If you are trying to earn your salvation by your good works, you must cease trying to accomplish your own redemption. More specifically, you cannot contribute in the slightest to your salvation at all. All man does is defile himself with the filthiness and ungodliness that a sinful life lived for self brings.

The text in Romans 4:5 continues by saying that the one who does not work but believes (πιστεύοντι δὲ). This phrase contrasts (δὲ) the one who works (v.5a) with the one who believes (v.5b). Salvation is brought to an ungodly person by means of true saving faith. Faith is the channel through which the river of salvation flows. Faith is the instrument through which the eternal songs of heaven become a reality. Faith is the conduit through which the streams of God’s grace flow.

Saving faith is not only an intellectual assent. The devil and the demons believe in God and, most certainly, have a correct theology about God, yet they certainly are not redeemed (cf. James 2:19). Saving faith cannot be defined by a mere temporal faith. The Jews believed in Jesus yet only to find themselves picking up stones in order to kill Jesus (cf. John 8:31, 59; cp. 12:42-43). Saving faith is not an optimistic hope. Merely hoping for the best and seeing ‘what happens on the other side’ is not good enough. Mark it well: judas believed in Jesus, but he suffers in hell right now; the Pharisees believed in Jesus but they are being presently condemned in hell right now; many people in America believe in Jesus. Knowing about Jesus is not saving faith.
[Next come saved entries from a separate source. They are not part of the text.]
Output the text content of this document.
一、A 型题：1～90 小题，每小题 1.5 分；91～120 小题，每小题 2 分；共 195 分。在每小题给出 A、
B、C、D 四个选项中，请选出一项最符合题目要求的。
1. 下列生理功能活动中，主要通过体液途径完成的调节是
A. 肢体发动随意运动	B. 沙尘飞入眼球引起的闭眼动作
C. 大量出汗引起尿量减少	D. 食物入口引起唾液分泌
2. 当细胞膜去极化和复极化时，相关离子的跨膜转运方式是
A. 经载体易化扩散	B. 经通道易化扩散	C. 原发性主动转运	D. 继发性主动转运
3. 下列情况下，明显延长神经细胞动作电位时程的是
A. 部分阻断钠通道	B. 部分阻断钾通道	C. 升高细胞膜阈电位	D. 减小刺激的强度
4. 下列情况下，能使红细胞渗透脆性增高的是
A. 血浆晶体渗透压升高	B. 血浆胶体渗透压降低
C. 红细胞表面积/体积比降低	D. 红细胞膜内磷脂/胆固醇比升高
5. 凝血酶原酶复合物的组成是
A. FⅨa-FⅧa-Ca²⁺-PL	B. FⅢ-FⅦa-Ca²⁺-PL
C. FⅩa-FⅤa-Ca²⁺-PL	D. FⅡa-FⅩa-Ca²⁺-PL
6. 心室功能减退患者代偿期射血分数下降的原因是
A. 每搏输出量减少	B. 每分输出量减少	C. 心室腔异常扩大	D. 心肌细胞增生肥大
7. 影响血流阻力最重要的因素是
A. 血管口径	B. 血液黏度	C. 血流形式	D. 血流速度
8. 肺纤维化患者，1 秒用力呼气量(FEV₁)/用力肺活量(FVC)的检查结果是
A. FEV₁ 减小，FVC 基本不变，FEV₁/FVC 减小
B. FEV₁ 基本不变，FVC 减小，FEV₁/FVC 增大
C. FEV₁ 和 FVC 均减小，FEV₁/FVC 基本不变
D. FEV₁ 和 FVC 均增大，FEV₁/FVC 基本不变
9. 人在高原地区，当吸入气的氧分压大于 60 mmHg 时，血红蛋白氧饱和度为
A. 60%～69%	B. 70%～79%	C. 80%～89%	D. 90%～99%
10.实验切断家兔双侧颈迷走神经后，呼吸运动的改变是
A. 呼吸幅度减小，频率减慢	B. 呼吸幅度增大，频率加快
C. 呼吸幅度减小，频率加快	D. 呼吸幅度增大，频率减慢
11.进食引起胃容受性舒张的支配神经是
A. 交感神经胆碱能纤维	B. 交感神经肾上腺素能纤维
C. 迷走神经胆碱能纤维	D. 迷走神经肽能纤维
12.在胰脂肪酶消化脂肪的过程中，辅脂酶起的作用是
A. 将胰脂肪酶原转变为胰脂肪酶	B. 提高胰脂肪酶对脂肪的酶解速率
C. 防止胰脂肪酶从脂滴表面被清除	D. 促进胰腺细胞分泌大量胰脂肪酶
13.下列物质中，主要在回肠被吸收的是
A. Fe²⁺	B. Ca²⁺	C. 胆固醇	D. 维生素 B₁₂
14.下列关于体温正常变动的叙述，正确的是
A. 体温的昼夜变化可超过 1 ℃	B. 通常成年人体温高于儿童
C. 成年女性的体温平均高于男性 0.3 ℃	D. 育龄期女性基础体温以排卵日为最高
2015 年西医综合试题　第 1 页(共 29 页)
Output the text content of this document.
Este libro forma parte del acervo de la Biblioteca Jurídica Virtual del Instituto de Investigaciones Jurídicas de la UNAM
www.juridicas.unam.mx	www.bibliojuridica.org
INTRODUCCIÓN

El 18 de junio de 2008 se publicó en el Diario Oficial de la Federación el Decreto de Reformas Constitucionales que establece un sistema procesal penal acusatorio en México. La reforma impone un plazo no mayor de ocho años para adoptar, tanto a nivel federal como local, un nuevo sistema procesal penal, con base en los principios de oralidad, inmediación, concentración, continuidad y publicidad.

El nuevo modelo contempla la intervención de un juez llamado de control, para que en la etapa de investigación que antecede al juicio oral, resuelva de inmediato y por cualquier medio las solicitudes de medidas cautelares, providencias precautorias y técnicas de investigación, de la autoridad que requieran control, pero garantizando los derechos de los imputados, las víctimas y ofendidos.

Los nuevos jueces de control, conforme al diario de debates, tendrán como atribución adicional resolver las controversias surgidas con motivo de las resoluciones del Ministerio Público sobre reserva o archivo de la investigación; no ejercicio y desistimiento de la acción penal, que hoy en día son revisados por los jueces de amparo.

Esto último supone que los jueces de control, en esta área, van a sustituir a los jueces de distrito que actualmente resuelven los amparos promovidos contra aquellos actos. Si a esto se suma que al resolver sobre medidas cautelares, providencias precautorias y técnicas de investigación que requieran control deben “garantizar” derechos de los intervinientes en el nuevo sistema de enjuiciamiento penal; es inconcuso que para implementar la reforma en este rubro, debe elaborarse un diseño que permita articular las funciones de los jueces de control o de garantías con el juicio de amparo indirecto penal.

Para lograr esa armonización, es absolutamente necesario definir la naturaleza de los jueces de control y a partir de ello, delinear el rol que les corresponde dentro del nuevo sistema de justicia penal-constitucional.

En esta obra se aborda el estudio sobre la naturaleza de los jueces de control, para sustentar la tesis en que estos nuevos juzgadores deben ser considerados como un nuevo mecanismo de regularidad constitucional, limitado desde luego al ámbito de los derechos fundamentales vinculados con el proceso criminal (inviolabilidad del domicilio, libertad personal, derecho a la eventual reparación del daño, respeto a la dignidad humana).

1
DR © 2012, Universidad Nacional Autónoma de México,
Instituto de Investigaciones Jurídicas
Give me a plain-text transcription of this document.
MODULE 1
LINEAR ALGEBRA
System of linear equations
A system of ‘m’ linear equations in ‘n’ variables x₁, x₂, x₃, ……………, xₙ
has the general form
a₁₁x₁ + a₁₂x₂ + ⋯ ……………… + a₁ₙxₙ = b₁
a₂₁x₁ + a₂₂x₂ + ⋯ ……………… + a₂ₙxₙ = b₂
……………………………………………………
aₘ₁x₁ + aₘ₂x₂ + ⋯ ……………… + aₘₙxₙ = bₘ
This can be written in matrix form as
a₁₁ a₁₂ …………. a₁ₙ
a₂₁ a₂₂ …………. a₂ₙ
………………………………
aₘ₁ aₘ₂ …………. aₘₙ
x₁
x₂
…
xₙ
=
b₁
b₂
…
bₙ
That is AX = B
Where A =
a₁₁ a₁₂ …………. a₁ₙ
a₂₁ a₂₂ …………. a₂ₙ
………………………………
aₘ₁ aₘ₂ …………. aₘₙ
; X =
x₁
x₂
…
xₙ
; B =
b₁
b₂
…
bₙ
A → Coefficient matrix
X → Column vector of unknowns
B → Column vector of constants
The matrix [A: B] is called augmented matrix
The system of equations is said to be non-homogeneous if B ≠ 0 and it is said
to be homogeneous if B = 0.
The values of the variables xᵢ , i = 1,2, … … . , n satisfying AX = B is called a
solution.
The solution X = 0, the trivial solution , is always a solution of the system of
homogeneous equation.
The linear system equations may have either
True saving faith consists of a confident and wholehearted commitment to Jesus Christ that results in a life of submission, obedience, and joy. To put it in biblical terminology, “if you confess with your mouth Jesus as LORD and believe in your heart that God raised Him from the dead you will be saved” (Rom 10:9). This verse includes two essential truths about a faith that saves. First, the confession of one’s mouth that “Jesus is LORD” is not a simple utterance that one merely shuffles off the tongue. “Jesus is LORD” was a creed in the early Church that meant I am submitting my life to Jesus as My LORD—not Cesar. The Roman government demanded that you say “Cesar is LORD” and then you could worship whoever or whatever you wanted (it was a political statement for them). But the Christians still refused to succumb to this. They stood their ground and demanded that Jesus (and Him alone!) is LORD. Thus, this first part of Romans 10:9 is a submission to the sovereign Lordship of Jesus Christ in obedience—even if the consequence is death. Second, true saving faith includes a “belief in one’s heart that God raised Him from the dead.” This means one must intellectually believe in the work of Christ on the cross, bearing the sins of sinners, and resurrected on the third day.

And lest one think that putting their faith in Jesus Christ is a work that they do to merit their own salvation. Scripture speaks of saving faith as a gift from God. Ephesians 2:8 says that it is “by grace you have been saved through faith and that is not of yourselves.” The nearest antecedent to the word “that” is faith. Thus, faith is not of yourselves, it is the gift of God. Paul declares in Philippians 1:29 that it has been given (lit. granted) to believes not only to suffer for Christ’s sake but also to believe in His Name (cp. 2 Tim 2:25). Therefore the message is clear: it is by faith alone that one becomes right with God. No works, no merit, no achievements, no accolades, no accomplishments, no deeds, no dues. Salvation is by grace alone, in Christ alone, through faith alone.